The unconscious is not a demoniacal monster, but a natural entity which, as far as moral sense, aesthetic taste, and intellectual judgement go, is completely neutral. It only becomes dangerous when our conscious attitude to it is hopelessly wrong. To the degree that we repress it, its danger increases. But the moment the patient begins to assimilate contents that were previously unconscious, its danger diminishes. The dissociation of personality, the anxious division of the day-time and the night-time sides of the psyche, cease with progressive assimilation.

— C.G. Jung (The Essential Jung: Selected Writings)

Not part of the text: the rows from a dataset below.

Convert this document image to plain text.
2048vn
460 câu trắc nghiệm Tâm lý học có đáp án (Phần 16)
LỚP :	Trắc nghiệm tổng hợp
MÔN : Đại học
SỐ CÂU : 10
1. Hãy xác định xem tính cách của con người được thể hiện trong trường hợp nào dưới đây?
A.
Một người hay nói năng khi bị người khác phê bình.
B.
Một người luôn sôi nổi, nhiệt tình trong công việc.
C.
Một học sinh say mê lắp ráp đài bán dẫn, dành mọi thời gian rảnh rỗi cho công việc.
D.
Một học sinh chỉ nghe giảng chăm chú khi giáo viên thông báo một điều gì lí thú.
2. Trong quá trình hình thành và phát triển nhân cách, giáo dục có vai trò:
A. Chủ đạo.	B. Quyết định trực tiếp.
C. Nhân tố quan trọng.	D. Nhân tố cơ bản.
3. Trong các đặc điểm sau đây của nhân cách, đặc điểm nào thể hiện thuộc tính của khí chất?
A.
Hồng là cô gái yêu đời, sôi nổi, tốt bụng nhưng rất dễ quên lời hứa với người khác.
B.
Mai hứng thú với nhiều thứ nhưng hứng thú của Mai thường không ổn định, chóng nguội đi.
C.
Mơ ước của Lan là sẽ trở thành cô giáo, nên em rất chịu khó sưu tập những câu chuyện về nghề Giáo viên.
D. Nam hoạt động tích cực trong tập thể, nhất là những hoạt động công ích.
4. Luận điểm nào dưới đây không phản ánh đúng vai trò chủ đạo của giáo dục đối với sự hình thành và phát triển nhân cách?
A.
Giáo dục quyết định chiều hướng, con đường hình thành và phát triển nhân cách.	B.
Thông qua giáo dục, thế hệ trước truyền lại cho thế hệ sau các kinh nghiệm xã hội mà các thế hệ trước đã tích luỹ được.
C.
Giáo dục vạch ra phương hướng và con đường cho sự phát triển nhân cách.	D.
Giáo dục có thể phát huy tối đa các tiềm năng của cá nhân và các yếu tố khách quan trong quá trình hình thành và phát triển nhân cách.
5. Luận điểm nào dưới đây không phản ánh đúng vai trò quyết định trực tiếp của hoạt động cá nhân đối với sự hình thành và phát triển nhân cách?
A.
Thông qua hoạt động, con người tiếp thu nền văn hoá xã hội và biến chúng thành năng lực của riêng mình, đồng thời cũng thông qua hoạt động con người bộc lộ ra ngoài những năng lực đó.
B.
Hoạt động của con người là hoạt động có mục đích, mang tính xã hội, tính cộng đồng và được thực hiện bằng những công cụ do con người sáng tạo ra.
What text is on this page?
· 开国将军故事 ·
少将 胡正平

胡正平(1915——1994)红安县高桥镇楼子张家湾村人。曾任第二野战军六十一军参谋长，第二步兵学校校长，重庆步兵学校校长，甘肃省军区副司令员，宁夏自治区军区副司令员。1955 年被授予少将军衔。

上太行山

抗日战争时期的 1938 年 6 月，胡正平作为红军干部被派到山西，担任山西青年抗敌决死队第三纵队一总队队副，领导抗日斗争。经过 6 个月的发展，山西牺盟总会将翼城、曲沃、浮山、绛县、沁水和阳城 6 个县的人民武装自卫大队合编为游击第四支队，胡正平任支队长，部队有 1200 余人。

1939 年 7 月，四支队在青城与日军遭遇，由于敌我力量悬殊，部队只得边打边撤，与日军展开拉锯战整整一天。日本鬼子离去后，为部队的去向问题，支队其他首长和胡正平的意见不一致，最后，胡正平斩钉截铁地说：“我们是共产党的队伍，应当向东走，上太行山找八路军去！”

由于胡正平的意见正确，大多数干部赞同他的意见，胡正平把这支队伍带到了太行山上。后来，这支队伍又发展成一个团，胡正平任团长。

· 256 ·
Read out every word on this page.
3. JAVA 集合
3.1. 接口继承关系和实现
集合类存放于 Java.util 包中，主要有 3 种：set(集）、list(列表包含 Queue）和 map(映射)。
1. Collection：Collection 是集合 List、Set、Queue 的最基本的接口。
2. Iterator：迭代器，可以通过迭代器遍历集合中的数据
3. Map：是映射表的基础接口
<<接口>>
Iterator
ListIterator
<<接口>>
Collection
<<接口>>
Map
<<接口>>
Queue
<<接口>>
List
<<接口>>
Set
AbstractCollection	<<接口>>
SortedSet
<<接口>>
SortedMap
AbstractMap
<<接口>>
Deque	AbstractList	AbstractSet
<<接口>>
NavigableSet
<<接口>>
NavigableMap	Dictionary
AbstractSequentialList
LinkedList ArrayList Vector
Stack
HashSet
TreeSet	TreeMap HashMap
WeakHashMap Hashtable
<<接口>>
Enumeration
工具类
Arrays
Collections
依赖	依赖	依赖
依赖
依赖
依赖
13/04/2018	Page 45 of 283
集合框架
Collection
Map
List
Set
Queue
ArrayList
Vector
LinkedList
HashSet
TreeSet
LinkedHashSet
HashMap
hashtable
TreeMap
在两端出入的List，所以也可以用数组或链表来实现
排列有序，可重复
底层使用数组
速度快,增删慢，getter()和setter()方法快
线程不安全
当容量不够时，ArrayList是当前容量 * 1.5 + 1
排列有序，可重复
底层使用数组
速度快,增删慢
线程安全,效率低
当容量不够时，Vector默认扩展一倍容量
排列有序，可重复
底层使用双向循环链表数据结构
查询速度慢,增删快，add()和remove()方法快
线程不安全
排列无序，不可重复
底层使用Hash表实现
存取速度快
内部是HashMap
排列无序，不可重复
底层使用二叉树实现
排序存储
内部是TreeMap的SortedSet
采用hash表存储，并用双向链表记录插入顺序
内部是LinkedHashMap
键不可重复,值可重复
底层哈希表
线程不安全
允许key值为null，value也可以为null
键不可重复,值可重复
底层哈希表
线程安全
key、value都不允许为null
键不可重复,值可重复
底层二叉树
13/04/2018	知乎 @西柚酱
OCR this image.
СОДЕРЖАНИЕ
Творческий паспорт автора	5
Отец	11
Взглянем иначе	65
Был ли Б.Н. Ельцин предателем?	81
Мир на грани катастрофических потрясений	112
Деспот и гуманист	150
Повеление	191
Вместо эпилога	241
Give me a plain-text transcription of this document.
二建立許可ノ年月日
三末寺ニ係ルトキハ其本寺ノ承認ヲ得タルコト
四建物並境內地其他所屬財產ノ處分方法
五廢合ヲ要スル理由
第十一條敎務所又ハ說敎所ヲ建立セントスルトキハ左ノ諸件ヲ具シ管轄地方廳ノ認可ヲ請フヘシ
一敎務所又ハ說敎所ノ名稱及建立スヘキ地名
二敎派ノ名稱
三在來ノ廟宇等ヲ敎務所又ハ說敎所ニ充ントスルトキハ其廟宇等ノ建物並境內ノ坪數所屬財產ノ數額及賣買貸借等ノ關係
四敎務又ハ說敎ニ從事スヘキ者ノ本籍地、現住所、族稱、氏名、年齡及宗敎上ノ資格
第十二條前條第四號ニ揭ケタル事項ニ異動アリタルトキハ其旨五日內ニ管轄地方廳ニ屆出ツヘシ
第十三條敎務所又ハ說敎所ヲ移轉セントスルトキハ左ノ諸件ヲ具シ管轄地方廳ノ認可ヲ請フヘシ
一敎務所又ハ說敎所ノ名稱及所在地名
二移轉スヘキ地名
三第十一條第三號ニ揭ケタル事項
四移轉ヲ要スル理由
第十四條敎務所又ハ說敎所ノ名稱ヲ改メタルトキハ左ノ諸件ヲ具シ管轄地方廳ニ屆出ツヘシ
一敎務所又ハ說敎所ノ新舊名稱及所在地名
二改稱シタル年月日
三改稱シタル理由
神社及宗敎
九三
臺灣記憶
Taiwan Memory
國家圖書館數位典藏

But if we understand anything of the unconscious, we know that it cannot be swallowed. We also know that it is dangerous to suppress it, because the unconscious is life and this life turns against us if suppressed, as happens in neurosis. Conscious and unconscious do not make a whole when one of them is suppressed and injured by the other. If they must contend, at least let it be a fair fight with equal rights on both sides. Both are aspects of life. Consciousness should defend its reason and protect itself, and the chaotic life of the unconscious should be given the chance of having its way too – as much of it as we can stand. This means open conflict and open collaboration at once. That, evidently, is the way human life should be. It is the old game of hammer and anvil: between them the patient iron is forged into an indestructible whole, an ‘individual.’ This, roughly, is what I mean by the individuation process.